An interrelation is shown to be valid and grounded between the density of specific magnetic-hysteresis loss W_h and of steels measured over minor magnetic-hysteresis loops under magnetization reversal, as well as technical saturation magnetization M_s, coercive force H_cs, remanent magnetization M_rs measured over the saturation-hysteresis loop, and maximum strength of the magnetizing field H_m measured over a minor hysteresis loop. A formula is found that allows one to calculate W_h for steels based on their M_s, H_cs, M_rs, and H_m. The features of the effect of the magnetic properties of steels exerted on W_h depending on H_m are analyzed.

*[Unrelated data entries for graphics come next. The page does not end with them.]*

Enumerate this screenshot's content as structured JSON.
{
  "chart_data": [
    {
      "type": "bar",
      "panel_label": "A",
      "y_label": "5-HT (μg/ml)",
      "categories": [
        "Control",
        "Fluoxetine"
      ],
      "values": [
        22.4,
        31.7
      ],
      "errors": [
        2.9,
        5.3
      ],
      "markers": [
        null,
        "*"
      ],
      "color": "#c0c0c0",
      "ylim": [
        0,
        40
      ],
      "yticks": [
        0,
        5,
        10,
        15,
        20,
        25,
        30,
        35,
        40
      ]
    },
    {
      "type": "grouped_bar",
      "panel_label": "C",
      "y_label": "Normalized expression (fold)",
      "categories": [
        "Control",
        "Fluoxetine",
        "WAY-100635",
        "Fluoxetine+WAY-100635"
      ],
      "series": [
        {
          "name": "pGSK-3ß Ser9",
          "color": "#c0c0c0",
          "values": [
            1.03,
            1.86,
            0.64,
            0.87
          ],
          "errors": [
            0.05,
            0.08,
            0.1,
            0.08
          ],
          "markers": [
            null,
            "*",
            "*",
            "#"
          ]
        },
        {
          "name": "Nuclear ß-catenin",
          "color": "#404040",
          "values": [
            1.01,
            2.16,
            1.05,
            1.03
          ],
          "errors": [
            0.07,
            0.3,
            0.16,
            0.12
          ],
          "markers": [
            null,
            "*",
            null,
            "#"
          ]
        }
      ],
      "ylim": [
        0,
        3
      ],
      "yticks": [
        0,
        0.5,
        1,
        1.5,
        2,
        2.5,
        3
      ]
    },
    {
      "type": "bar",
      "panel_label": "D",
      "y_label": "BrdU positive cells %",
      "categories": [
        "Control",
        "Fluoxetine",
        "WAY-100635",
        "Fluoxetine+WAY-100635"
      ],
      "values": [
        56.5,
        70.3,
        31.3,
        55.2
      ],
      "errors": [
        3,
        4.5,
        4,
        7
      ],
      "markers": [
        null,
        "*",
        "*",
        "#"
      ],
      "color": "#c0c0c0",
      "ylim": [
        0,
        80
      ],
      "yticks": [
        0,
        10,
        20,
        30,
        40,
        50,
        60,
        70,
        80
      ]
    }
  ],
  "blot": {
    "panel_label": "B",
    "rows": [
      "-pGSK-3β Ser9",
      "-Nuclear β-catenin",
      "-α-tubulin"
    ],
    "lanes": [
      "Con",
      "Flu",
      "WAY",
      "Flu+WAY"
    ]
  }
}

It is established that, with increasing H_m, the changes in M_rs affect the value of W_h to a lesser extent. At the same time, the increase in M_rs always causes an increase in W_h. On the contrary, the increase in H_cs leads to increasing W_h only in the case of steel magnetization reversal in strong fields. In the case of H_m<H_cs, the dependence of W_h(H_cs) becomes inverse. This phenomenon is a physical property of ferromagnetic materials under magnetization reversal in weak magnetic fields. Another consequence of this property consists in a change in the dependence of W_h for carbonized heat-treated steels on tempering temperature T_t from inverse to direct at small H_m. So, for example, at small H_m, the dependence of W_h(T_t) for steel 30 becomes monotonous for the entire feasible range of T_t. This is a prerequisite for using the W_h parameter measured in a small magnetizing field and for quality control of mid- and high-temperature tempering of medium-carbon steels.